Using this method, Troyanskaya and her collaborators at the Flatiron Institute and Princeton University computed the impact of more than 140 million mutations in different bodily tissues. In a study published in the July 16, 2018, Nature Genetics, the researchers identified mutations potentially responsible for increasing the risk of several immune-related diseases, including chronic hepatitis B virus infection and Crohn’s disease. Study co-author Chandra Theesfeld of Princeton University then experimentally verified the results, finding that ExPecto’s predicted mutations were more promising potential contributors to the diseases than those proposed by previous studies.

Troyanskaya and colleagues next examined the impact of noncoding mutations in the Simons Simplex Collection. In a paper in the May 27, 2019, Nature Genetics, the team found that noncoding mutations in children with autism had significantly higher impact scores than those of their siblings. The researchers then inserted more than 50 of the highest-scoring mutations into cultured cells, where they found that the mutations did indeed affect the levels of different autism-associated proteins that appeared within the cells.

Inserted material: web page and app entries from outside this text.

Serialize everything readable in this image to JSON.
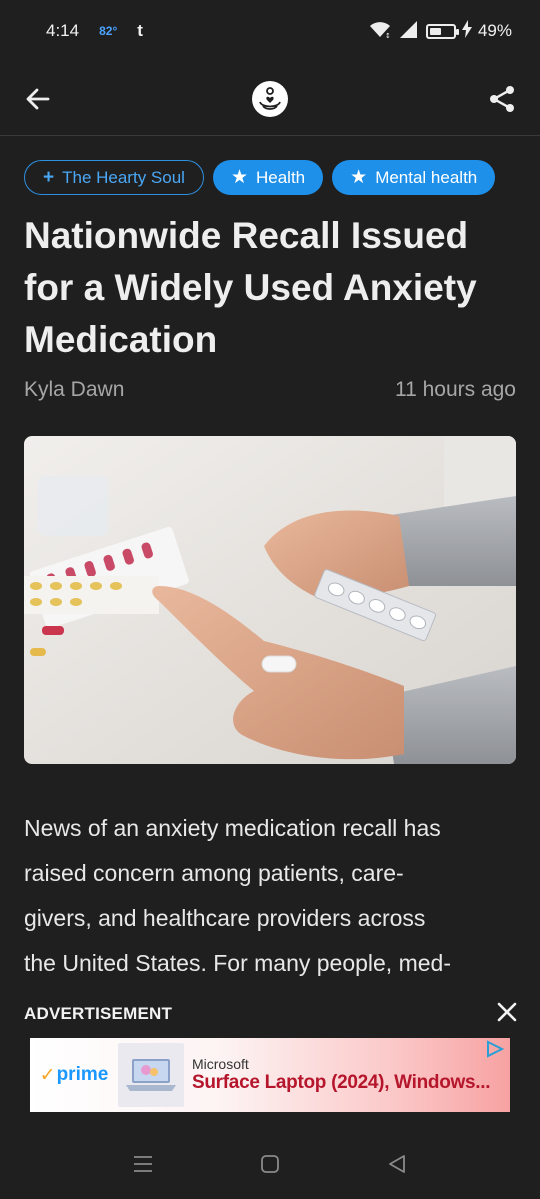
{
  "status_bar": {
    "time": "4:14",
    "temperature": "82°",
    "notification_letter": "t",
    "battery_percent": "49%",
    "battery_level": 0.49
  },
  "app_bar": {
    "back_icon": "arrow-left-icon",
    "logo_icon": "heart-lotus-logo",
    "share_icon": "share-icon"
  },
  "chips": [
    {
      "label": "The Hearty Soul",
      "icon": "+",
      "style": "outline"
    },
    {
      "label": "Health",
      "icon": "★",
      "style": "filled"
    },
    {
      "label": "Mental health",
      "icon": "★",
      "style": "filled"
    }
  ],
  "article": {
    "title": "Nationwide Recall Issued for a Widely Used Anxiety Medication",
    "author": "Kyla Dawn",
    "time_ago": "11 hours ago",
    "body_lines": [
      "News of an anxiety medication recall has",
      "raised concern among patients, care-",
      "givers, and healthcare providers across",
      "the United States. For many people, med-"
    ]
  },
  "advertisement": {
    "label": "ADVERTISEMENT",
    "prime_label": "prime",
    "brand": "Microsoft",
    "product": "Surface Laptop (2024), Windows..."
  },
  "colors": {
    "background": "#1f1f1f",
    "accent": "#1e90ea",
    "ad_product": "#b5162c"
  }
}
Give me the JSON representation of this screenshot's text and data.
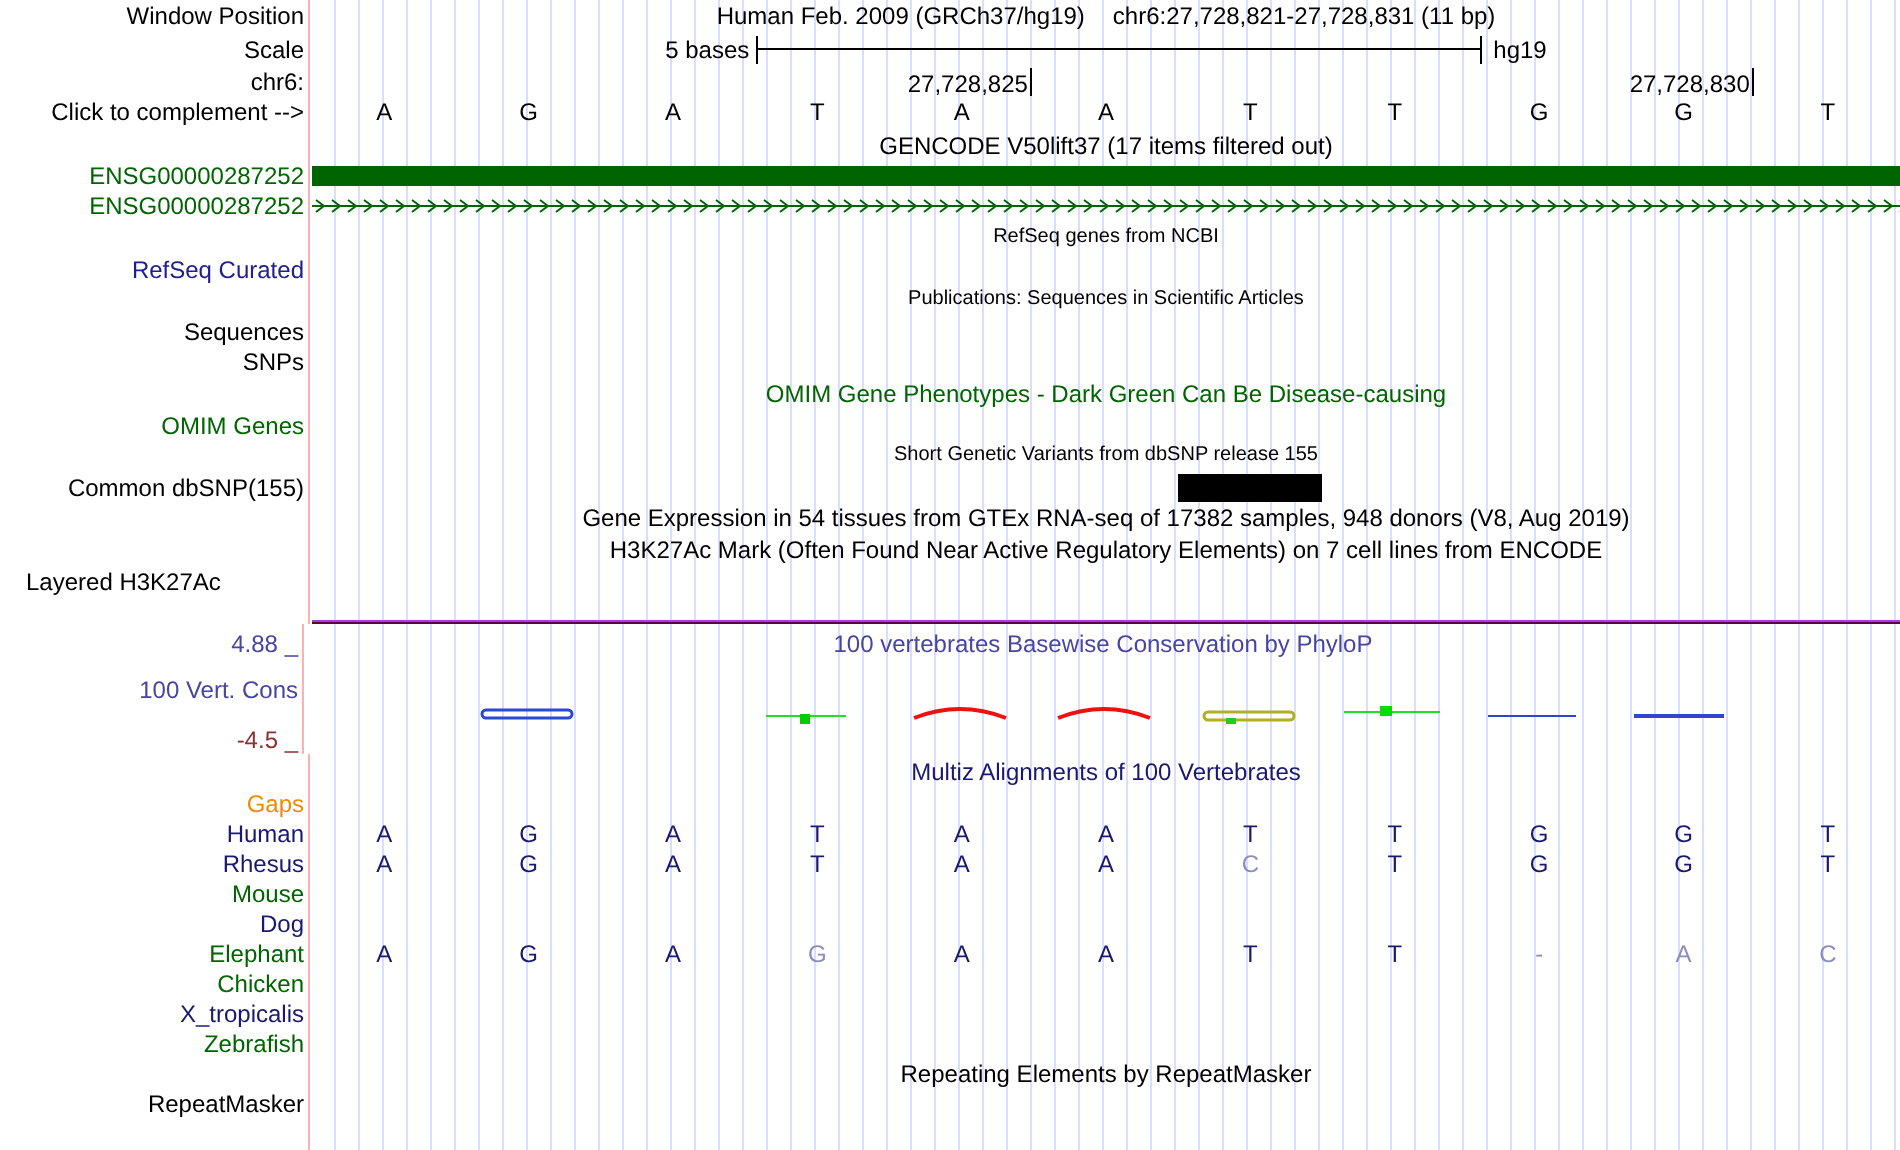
{
  "header": {
    "label": "Window Position",
    "title": "Human Feb. 2009 (GRCh37/hg19)",
    "position": "chr6:27,728,821-27,728,831 (11 bp)"
  },
  "scale": {
    "label": "Scale",
    "span": "5 bases",
    "assembly": "hg19"
  },
  "coordinates": {
    "label": "chr6:",
    "ticks": [
      "27,728,825",
      "27,728,830"
    ]
  },
  "sequence": {
    "label": "Click to complement -->",
    "bases": [
      "A",
      "G",
      "A",
      "T",
      "A",
      "A",
      "T",
      "T",
      "G",
      "G",
      "T"
    ]
  },
  "tracks": [
    {
      "kind": "gene",
      "title": "GENCODE V50lift37 (17 items filtered out)",
      "items": [
        {
          "kind": "block",
          "label": "ENSG00000287252",
          "color": "#006400"
        },
        {
          "kind": "arrows",
          "label": "ENSG00000287252",
          "color": "#006400"
        }
      ]
    },
    {
      "kind": "refseq",
      "title": "RefSeq genes from NCBI",
      "label": "RefSeq Curated",
      "color": "#20208c"
    },
    {
      "kind": "publications",
      "title": "Publications: Sequences in Scientific Articles",
      "labels": [
        "Sequences",
        "SNPs"
      ]
    },
    {
      "kind": "omim",
      "title": "OMIM Gene Phenotypes - Dark Green Can Be Disease-causing",
      "label": "OMIM Genes",
      "color": "#006400"
    },
    {
      "kind": "variants",
      "title": "Short Genetic Variants from dbSNP release 155",
      "label": "Common dbSNP(155)",
      "sites": [
        false,
        false,
        false,
        false,
        false,
        false,
        true,
        false,
        false,
        false,
        false
      ]
    },
    {
      "kind": "expression",
      "title": "Gene Expression in 54 tissues from GTEx RNA-seq of 17382 samples, 948 donors (V8, Aug 2019)"
    },
    {
      "kind": "signal",
      "title": "H3K27Ac Mark (Often Found Near Active Regulatory Elements) on 7 cell lines from ENCODE",
      "label": "Layered H3K27Ac"
    },
    {
      "kind": "conservation",
      "title": "100 vertebrates Basewise Conservation by PhyloP",
      "label": "100 Vert. Cons",
      "ymax": "4.88 _",
      "ymin": "-4.5 _"
    },
    {
      "kind": "alignment",
      "title": "Multiz Alignments of 100 Vertebrates",
      "gaps": "Gaps",
      "species": [
        {
          "name": "Human",
          "color": "#191970",
          "bases": [
            "A",
            "G",
            "A",
            "T",
            "A",
            "A",
            "T",
            "T",
            "G",
            "G",
            "T"
          ]
        },
        {
          "name": "Rhesus",
          "color": "#191970",
          "bases": [
            "A",
            "G",
            "A",
            "T",
            "A",
            "A",
            "C",
            "T",
            "G",
            "G",
            "T"
          ]
        },
        {
          "name": "Mouse",
          "color": "#006400"
        },
        {
          "name": "Dog",
          "color": "#191970"
        },
        {
          "name": "Elephant",
          "color": "#006400",
          "bases": [
            "A",
            "G",
            "A",
            "G",
            "A",
            "A",
            "T",
            "T",
            "-",
            "A",
            "C"
          ]
        },
        {
          "name": "Chicken",
          "color": "#006400"
        },
        {
          "name": "X_tropicalis",
          "color": "#191970"
        },
        {
          "name": "Zebrafish",
          "color": "#006400"
        }
      ]
    },
    {
      "kind": "repeats",
      "title": "Repeating Elements by RepeatMasker",
      "label": "RepeatMasker"
    }
  ]
}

While these studies provide only initial glimpses of the role of noncoding DNA in human disorders, they are enough to provide avenues for further research and even some surprises. For instance, in the Science study, the promoter regions that took the hardest hit in individuals with autism were not regions close to the gene, but ones about 1,000 base pairs away. “It’s an interesting twist, and a slight mystery,” Sanders says. The explanation, he says, may be that these promoter regions act like enhancers — noncoding regions that increase the expression of a gene.

And while many of the noncoding mutations that cause disease probably do so by increasing or decreasing the transcription of a gene, the 2019 Nature Genetics study suggests that a second mechanism is also often at play, at least in autism: Some of the mutations, instead of affecting transcription levels, affect how messenger RNA gets processed after it has transcribed a gene. “Perhaps the scope of these latter kinds of mutations has been underestimated,” Packer says.

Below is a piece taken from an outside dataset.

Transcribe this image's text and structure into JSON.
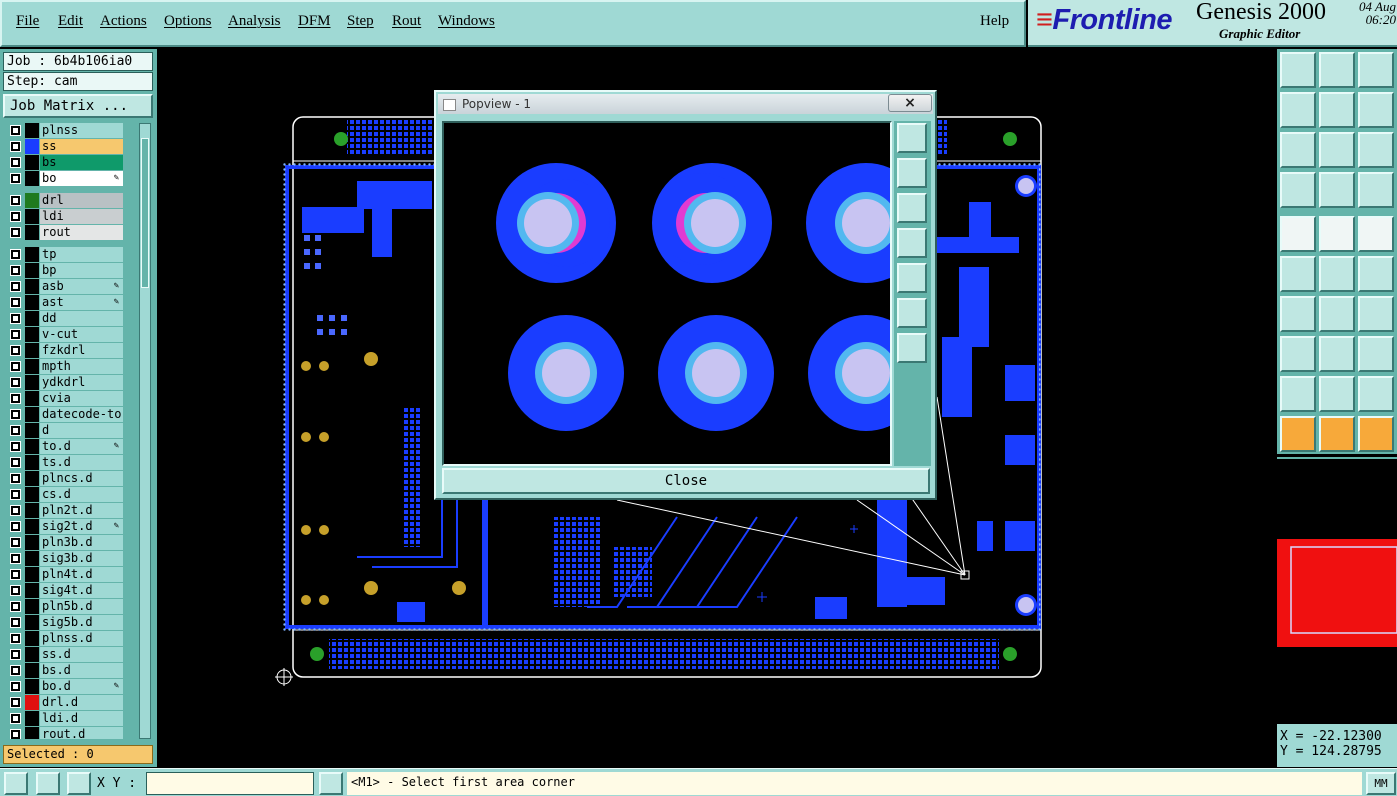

Ultimately, the 2019 Nature Genetics paper suggests, mutations in the noncoding genome may explain just as many cases of autism as mutations in genes do.
“These noncoding mutations are not just some esoteric thing that some kids might have,” Troyanskaya says. “They are quite likely just as important a player in autism as the coding mutations are.”

Jian Zhou, a Flatiron research fellow in Troyanskaya’s group, anticipates that ExPecto will be particularly useful for studying the evolutionary consequences of mutations. The researchers found, for instance, that mutations were less likely to affect genes expressed throughout the human body than genes specialized for one specific tissue type. “We don’t have a full explanation yet,” he says, but one possibility is that a mutation in a body-wide gene might have a higher likelihood of being fatal or otherwise preventing an individual from passing on their genetic information. “Evolution has already done the experiments for us,” Zhou says.

These three studies are just the first steps in the attempt to unlock the vast amounts of information hidden away in the noncoding portions of the genome. Troyanskaya hopes that eventually these approaches will improve how genetic data are used for diagnosing and treating diseases and disorders. “Right now, 98 percent of the genome is usually being thrown away,” she says. “Our work allows you to think about what we can do with the 98 percent.”